Kurz vor Anbruch der Abenddämmerung, den gleichgültigen Hohl an seinen Fersen, betrat er Andelains üppiges Grün. In seiner Bitterkeit bereitete es ihm kaum Freude, wieder in die letzte Bastion des Heils zu gelangen, die es noch im Lande gab, aber das Sprießen des Grases und die Lebenskraft der Aliantha hatten nichtsdestotrotz auf ihn eine wohltuende Wirkung. Neue Kräfte durchströmten seine Adern; sein Blick klärte sich; sein ausgetrockneter Mund und die ähnlich zugerichtete Kehle begannen sich zu erholen. Solange die gold-orange Strahlenpracht des Sonnenuntergangs anhielt, strebte er mit wieder beschleunigtem Schritt weiter, durchquerte grimmig-entschlossen die Ausläufer der Hügel.
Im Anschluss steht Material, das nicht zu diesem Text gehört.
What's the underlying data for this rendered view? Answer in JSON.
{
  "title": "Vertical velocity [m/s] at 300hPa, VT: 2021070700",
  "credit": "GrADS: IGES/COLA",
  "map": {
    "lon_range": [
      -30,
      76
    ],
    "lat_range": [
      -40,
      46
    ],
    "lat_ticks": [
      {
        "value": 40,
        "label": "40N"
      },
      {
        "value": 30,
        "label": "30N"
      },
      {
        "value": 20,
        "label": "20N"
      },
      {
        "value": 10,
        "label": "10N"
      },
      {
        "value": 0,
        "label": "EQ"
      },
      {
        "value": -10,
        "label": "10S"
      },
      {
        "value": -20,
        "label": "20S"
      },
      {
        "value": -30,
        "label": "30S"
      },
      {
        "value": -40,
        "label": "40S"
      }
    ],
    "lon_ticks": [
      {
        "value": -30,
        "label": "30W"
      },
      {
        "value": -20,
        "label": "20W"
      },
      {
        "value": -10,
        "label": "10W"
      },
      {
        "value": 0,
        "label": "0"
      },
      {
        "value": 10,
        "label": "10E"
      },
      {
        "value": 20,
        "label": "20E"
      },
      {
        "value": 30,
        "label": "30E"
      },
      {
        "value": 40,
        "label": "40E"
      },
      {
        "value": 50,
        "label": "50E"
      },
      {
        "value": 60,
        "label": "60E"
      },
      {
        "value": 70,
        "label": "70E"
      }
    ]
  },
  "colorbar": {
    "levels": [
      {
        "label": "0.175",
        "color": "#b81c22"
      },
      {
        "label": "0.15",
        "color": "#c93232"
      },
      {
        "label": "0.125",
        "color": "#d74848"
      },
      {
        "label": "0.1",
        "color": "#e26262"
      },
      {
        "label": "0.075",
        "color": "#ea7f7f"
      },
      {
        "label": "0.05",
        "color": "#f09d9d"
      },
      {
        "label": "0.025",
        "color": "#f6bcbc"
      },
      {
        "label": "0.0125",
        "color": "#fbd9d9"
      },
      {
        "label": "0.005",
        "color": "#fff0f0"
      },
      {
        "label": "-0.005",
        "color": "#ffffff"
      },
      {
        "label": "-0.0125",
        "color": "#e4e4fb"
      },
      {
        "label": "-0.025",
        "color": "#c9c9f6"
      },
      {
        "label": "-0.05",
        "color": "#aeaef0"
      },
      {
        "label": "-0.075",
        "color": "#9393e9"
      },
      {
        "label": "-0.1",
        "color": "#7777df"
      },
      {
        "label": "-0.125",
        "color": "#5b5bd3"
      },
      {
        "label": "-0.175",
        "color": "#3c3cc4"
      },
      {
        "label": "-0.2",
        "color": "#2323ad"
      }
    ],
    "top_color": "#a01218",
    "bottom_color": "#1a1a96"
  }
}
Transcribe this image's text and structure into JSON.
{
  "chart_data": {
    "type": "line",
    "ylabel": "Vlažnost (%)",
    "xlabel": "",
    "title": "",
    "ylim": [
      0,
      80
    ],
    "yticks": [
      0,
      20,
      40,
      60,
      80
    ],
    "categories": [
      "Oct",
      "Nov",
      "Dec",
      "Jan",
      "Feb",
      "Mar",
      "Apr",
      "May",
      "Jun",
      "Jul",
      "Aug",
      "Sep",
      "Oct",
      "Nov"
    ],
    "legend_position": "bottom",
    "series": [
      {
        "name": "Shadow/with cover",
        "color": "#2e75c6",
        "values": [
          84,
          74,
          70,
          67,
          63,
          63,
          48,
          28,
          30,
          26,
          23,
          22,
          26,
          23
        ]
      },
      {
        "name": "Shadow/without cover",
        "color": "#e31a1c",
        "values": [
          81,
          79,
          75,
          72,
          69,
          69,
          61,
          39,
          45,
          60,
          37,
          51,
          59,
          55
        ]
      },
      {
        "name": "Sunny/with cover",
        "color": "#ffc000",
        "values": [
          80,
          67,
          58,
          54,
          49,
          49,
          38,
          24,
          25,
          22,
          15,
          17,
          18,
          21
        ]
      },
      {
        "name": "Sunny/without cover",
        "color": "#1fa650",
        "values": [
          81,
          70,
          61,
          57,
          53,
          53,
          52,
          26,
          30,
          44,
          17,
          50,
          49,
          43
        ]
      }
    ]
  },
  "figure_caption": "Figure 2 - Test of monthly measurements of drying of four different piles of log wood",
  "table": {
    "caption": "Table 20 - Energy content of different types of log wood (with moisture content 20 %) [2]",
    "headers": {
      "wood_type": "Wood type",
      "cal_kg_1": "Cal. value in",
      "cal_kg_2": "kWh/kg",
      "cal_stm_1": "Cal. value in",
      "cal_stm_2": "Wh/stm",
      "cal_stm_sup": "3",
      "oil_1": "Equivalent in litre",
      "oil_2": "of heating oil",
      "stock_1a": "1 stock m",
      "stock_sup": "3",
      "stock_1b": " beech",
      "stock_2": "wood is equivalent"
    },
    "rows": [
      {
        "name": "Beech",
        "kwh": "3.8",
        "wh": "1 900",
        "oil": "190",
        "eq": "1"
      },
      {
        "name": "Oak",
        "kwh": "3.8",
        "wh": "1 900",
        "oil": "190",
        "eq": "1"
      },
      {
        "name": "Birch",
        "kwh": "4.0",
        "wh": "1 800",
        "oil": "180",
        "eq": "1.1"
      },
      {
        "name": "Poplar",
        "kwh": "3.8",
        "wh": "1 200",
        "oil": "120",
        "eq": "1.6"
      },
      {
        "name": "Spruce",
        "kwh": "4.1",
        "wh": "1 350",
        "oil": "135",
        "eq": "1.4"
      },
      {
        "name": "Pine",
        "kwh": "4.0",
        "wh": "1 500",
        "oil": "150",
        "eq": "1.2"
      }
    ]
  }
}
Die ganze Nacht hindurch gewährte er sich nur Verschnaufpausen von jeweils ein paar Minuten. Durch Andelain ernährt, erduldete sein Körper die unbarmherzigen Forderungen seines Willens. Der Mond war noch zu schmal, um eine sonderliche Hilfe zu sein; aber an den Rändern der Hügellandschaft standen nur wenige Bäume, und unterm freien Nachthimmel genügte das Glitzern der Sterne, um ihm den Weg zu erhellen. Er trank Metheglin und aß Brot, um bei Kräften zu bleiben, und zog über Höhen und durch Täler dahin. Als der Beutel leer war, warf er ihn fort. Und ununterbrochen war sein Blick westwärts gerichtet, suchte die Ebenen nach Anzeichen eines Feuers ab, das – wider alle Erwartung und Wahrscheinlichkeit – hätte bedeuten können, daß sich der Gefolgsmann und seine Gefangenen noch in Reichweite befanden. In der Morgenfrühe lagen zwischen ihm und Holzheim Steinmacht bereits zwanzig Längen, und er marschierte noch immer, als hätte er seine menschliche Anfälligkeit durch reinen Starrsinn überwunden.
Doch er konnte sich gegen Erschöpfung nicht immun machen.